Tanpa pikir panjang setelah shalat ashar “Ami Mubarrak” melapor ke pos Polisi, bahwa anaknya
mengendarai sepeda motor tanpa SIM tolong di tangkap. Walau sebetulnya langkah
itu sudah di cegah oleh ibunya “Hanim”, tetap saja si ayah melapor ke kantor Polisi,
bukan itu saja dia minta ke pak Polisi agar anaknya nanti diproses sesuai hukum
yang berlaku, mengemudi tanpa SIM.
Singkat
cerita anak itupun dapat dikejar Polisi, motor dikembalikan kerumah orang
tuanya dengan Polisi menggonceng anak itu dan si bungsu dengan tersipu takut bercampur
malu diantar Polisi ke orang tuanya. Sepekan kemudian tiba saatnya proses
persidangan. Pelanggar lalu lintas yang
tak lain adalah si “Hanim” disidang dengan disaksikan beberapa orang penghadir
sidang, antara lain ayah dan ibunya
sendiri serta beberapa saudaranya serta orang lain yang juga sedang menunggu
giliran sidang. Hakim memutuskan “Hanim” terkena denda harus membayar Rp 15,-
(lima belas rupiah). “Ami Mubarrak” langsung melunasi denda itu di meja hijau
dari dompetnya.
Salut
buat ayah si bungsu yang memberikan pelajaran untuk taat hukum kepada anaknya,
walaupun pada akhirnya yang keluar duit dia sendiri.
Motivasi yang
mendorong “Ami Mubarrak” melakukan hal itu karena agama beliau ada
mengajarkan bahwa ada tiga kelompok orang yang diharamkan Allah kepadanya masuk
ke surga yaitu:
- Peminum “Hamr”, antara lain minuman yang mamabukkan dan segala sesuatu yang memabukkan termasuk yang lagi “in” sekarang disebut NARKOBA.
- Durhaka kepada orang tua, yaitu termasuk membantah orang tua.

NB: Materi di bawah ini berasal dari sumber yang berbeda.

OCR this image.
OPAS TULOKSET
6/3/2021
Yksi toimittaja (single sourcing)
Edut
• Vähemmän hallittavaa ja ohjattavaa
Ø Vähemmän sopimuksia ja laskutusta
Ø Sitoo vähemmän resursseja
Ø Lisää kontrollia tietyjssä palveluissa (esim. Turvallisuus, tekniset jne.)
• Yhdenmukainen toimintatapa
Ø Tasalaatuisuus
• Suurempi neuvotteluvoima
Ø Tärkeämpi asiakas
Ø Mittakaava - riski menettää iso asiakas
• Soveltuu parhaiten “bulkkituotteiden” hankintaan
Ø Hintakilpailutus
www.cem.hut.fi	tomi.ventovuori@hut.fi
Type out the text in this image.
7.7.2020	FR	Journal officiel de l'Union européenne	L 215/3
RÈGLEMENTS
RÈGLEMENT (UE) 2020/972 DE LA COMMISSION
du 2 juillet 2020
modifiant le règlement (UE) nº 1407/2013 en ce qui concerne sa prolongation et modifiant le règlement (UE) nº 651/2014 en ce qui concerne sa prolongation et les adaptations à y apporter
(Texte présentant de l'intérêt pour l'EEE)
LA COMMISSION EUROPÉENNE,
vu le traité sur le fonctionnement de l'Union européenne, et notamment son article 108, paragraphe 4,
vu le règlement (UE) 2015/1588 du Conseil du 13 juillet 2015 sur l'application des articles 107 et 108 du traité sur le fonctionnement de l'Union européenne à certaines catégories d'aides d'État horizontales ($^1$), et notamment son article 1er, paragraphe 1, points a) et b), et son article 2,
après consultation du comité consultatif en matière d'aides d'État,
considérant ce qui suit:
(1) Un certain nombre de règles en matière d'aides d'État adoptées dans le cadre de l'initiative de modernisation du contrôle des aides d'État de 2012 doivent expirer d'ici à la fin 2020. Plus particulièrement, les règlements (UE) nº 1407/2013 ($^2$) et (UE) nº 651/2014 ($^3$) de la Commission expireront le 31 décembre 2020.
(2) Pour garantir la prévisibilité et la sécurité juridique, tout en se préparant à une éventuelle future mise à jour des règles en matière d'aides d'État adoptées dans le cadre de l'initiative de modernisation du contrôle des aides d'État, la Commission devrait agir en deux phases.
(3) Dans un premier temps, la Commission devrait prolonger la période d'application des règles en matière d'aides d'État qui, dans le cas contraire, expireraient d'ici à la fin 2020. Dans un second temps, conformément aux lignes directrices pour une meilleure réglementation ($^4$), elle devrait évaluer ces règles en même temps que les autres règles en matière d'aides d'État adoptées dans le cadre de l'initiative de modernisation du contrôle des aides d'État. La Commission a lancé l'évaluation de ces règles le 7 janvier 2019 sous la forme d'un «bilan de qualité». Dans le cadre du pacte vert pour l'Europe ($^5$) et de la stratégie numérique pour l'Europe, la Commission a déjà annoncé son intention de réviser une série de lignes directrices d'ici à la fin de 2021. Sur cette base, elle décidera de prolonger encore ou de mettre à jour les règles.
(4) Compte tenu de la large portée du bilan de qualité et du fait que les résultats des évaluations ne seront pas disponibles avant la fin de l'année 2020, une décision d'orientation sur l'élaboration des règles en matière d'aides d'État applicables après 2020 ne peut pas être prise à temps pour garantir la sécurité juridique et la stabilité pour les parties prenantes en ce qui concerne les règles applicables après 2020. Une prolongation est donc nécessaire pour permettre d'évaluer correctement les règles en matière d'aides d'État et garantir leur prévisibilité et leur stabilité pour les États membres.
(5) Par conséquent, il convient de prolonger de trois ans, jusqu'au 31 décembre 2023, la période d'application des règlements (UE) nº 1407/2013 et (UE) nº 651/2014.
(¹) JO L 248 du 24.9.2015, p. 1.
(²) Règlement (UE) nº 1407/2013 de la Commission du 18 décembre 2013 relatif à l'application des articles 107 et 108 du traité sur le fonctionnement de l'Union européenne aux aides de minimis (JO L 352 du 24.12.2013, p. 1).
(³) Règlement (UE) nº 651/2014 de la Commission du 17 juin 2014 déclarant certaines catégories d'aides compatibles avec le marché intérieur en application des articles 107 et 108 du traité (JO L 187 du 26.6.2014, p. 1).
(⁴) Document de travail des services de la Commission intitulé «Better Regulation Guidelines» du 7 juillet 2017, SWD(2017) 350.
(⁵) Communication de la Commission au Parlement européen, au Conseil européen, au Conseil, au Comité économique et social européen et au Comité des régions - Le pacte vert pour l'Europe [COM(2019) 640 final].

- Daiyus, asal maknanya membiarkan keluarga berbuat maksiat termasuk mendiamkan anggota keluarga melanggar hukum.
Dua
diantara kelompok tersebut dikhawatirkan “Ami Mubarrak” terkena pada dirinya
dan pada anaknya. Walau pun butir satu tidak termasuk.
Bagaimana
dengan sakarang ini kadang ada pengemudi yang membawa mobil dalam pengaruh “Hamr” tadi. Jadi agama sudah
melarang sejak jaman sebelum ada mobil
untuk menggunakan “hamr” sebab biang dari segala macam kejahatan,
kerusakan dan malapetaka adalah point satu di atas yaitu “Hamr”. Pantaslah
Allah mengharamkan surga buat penggunanya.